Five Questions to Help You Read the Bible
If you’ve spent some time reading the Bible and trying to study God’s Word, you’ve probably experienced this situation: You begin reading a passage and the first few verses are uncomplicated and straightforward. “Don’t be anxious about tomorrow." Got it. Then, seemingly out of nowhere, you come across a verse that leaves you with a furrowed brow. You read the words again and again but are left asking yourself, “What does this mean?”
This dilemma can leave you feeling like you are in high school trying to understand Shakespeare again. Our obstacles in understanding Scripture are similar to when we were in the classroom. We’re separated from the context of the Bible by thousands of years. Our culture and language are drastically different from the biblical authors. Although these challenges can seem daunting, there are some steps we can take to help us better understand God’s word when we face this kind of challenge.
First, we can look for clues within the context of the passage, asking ourselves:
Who is the author talking to and why?
Is he addressing a particular situation of the nation of Israel or in the church? Is it a personal letter to a single person? Is the audience before or after Christ came to earth? Figuring this out allows us to recognize what this verse would have meant to the original audience.

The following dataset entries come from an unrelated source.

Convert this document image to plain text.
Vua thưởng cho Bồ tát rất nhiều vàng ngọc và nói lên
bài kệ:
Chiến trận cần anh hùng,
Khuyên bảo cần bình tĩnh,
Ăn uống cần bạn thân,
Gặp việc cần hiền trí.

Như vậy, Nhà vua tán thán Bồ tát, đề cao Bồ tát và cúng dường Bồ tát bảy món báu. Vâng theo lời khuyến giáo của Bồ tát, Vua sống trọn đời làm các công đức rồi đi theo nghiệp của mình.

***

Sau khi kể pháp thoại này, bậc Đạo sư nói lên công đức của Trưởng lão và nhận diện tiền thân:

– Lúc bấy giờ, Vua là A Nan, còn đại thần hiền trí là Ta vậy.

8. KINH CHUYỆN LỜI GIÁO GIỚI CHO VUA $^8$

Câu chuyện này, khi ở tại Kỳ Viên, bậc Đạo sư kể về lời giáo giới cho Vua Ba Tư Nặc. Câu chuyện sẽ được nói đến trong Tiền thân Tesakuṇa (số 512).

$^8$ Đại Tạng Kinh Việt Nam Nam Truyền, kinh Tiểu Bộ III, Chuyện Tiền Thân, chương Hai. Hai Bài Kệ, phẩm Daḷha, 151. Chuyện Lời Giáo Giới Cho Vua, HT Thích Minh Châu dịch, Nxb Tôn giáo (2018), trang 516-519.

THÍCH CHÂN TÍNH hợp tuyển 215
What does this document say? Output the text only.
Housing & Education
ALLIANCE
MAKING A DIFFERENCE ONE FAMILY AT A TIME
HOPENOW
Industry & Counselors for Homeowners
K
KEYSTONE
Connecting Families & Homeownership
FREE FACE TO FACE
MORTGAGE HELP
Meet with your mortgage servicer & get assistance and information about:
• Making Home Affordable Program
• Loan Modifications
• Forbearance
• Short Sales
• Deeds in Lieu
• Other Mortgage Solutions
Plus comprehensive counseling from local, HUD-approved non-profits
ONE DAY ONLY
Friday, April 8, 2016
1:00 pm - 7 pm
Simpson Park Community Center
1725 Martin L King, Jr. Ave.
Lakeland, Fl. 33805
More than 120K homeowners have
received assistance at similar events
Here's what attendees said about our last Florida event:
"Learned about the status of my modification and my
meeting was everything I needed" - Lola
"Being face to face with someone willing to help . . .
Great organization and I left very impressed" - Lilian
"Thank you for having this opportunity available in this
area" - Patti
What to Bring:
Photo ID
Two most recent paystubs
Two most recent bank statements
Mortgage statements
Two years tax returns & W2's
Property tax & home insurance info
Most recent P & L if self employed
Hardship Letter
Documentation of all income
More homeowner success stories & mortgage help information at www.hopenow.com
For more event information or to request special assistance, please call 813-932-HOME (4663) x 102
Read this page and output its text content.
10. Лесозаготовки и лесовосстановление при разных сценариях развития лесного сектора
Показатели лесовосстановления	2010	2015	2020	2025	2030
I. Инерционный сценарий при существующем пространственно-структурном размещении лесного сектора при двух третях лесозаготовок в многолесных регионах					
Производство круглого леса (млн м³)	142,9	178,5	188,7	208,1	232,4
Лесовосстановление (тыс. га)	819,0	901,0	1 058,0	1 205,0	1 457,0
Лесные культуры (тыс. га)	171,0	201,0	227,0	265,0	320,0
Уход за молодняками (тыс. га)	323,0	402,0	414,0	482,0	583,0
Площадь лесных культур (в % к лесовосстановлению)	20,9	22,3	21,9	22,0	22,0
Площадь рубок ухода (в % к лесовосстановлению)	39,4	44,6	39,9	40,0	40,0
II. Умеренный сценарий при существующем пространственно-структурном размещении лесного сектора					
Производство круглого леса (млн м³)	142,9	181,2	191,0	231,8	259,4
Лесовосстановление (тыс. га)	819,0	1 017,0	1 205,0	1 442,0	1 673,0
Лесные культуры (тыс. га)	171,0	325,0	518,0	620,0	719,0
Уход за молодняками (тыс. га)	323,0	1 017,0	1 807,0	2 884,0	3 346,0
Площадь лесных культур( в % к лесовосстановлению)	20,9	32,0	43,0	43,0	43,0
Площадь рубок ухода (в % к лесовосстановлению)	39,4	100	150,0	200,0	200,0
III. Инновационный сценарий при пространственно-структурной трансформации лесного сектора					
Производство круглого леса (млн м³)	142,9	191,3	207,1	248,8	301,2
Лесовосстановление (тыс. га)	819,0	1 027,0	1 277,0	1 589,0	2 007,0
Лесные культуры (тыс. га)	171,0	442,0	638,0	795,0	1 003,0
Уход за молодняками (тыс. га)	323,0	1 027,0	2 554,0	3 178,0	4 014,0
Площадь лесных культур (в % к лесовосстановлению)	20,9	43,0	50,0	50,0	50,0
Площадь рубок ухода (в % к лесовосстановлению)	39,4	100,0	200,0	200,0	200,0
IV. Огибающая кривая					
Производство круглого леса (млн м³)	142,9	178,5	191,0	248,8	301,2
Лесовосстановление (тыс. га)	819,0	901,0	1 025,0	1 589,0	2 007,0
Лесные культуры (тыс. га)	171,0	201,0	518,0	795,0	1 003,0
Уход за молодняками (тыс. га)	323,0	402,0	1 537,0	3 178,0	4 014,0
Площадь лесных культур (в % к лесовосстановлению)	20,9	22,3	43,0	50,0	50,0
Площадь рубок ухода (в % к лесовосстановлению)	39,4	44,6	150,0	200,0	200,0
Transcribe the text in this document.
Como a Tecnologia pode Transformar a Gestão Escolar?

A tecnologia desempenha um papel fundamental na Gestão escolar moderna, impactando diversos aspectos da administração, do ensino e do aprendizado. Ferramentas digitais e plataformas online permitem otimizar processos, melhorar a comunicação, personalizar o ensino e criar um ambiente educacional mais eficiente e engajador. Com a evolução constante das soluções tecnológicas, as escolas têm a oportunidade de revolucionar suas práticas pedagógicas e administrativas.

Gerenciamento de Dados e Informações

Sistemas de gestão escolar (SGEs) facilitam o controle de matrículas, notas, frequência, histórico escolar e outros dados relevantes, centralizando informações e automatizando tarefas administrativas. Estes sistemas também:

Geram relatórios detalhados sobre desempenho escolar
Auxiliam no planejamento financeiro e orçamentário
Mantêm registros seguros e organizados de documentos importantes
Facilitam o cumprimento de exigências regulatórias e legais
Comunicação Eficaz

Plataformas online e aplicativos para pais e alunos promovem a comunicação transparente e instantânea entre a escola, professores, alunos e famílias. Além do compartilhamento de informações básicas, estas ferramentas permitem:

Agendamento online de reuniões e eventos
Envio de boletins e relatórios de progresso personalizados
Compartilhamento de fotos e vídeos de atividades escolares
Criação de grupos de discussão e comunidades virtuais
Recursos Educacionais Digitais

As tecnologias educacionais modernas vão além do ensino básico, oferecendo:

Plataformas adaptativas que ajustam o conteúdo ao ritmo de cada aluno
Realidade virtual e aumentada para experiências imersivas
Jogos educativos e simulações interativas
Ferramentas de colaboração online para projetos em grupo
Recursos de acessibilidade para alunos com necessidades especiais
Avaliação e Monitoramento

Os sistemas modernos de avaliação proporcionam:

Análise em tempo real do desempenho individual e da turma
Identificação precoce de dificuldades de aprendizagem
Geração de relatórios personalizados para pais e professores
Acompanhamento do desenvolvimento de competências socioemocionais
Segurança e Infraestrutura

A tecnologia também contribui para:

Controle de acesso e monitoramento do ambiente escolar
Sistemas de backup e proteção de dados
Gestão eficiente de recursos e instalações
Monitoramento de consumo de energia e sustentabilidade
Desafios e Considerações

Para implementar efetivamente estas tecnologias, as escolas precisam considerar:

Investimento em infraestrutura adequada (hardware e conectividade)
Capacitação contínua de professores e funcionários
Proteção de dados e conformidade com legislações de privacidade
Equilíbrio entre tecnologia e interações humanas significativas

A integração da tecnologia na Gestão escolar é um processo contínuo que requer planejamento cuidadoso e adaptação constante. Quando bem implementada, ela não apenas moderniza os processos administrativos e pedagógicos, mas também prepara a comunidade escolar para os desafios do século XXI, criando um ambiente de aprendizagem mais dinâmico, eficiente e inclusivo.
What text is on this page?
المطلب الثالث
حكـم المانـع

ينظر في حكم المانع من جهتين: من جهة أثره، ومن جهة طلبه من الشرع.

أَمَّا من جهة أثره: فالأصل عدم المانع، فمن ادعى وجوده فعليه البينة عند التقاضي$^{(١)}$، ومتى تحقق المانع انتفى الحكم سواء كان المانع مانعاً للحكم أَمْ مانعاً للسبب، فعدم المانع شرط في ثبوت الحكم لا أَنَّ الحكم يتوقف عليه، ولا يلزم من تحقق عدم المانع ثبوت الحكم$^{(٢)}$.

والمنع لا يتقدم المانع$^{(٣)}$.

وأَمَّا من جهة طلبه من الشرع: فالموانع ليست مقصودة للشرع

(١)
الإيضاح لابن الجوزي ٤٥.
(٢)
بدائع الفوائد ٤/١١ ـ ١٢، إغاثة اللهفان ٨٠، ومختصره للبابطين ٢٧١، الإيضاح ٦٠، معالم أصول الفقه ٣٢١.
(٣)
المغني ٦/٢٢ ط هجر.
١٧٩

What is the larger passage talking about, looking at the verses before and after?
If we attempt to remove a single verse from its position, then its meaning can be significantly distorted. Conversely, if we consider what the surrounding verses are addressing, it will be easier to discover what the difficult verse is talking about.
What type of writing is this?
Maybe you’re reading a personal letter, a narrative, or possibly a psalm of poetry. We certainly don’t read a news article the same way we read a poem. We approach these writings differently because of their different genes. Scripture is the same way. Keeping the genre of the verse in mind will be beneficial.
What words are important?
Are there any conjunctions, like “and” or “because” connecting this verse to the earlier verse? Do you spot words like “if” and “then”? These words communicate connection or causation and will help you understand your verse and how it fits into the larger passage.
Where else does the Bible talk about this?
Some verses may also have parallel passages, like the stories in the Gospels or passages in the New Testament quoted from the Old Testament. Looking at these passages will also aid in your pursuit of the message in this verse.
As you answer these questions, you will be able to discover the meaning of those difficult verses. However, if the meaning of your verse is still foggy after considering these questions, a study bible is a good resource to utilize. A study bible, online or printed, will usually include summaries of the historical background of each book and insights on individual verses.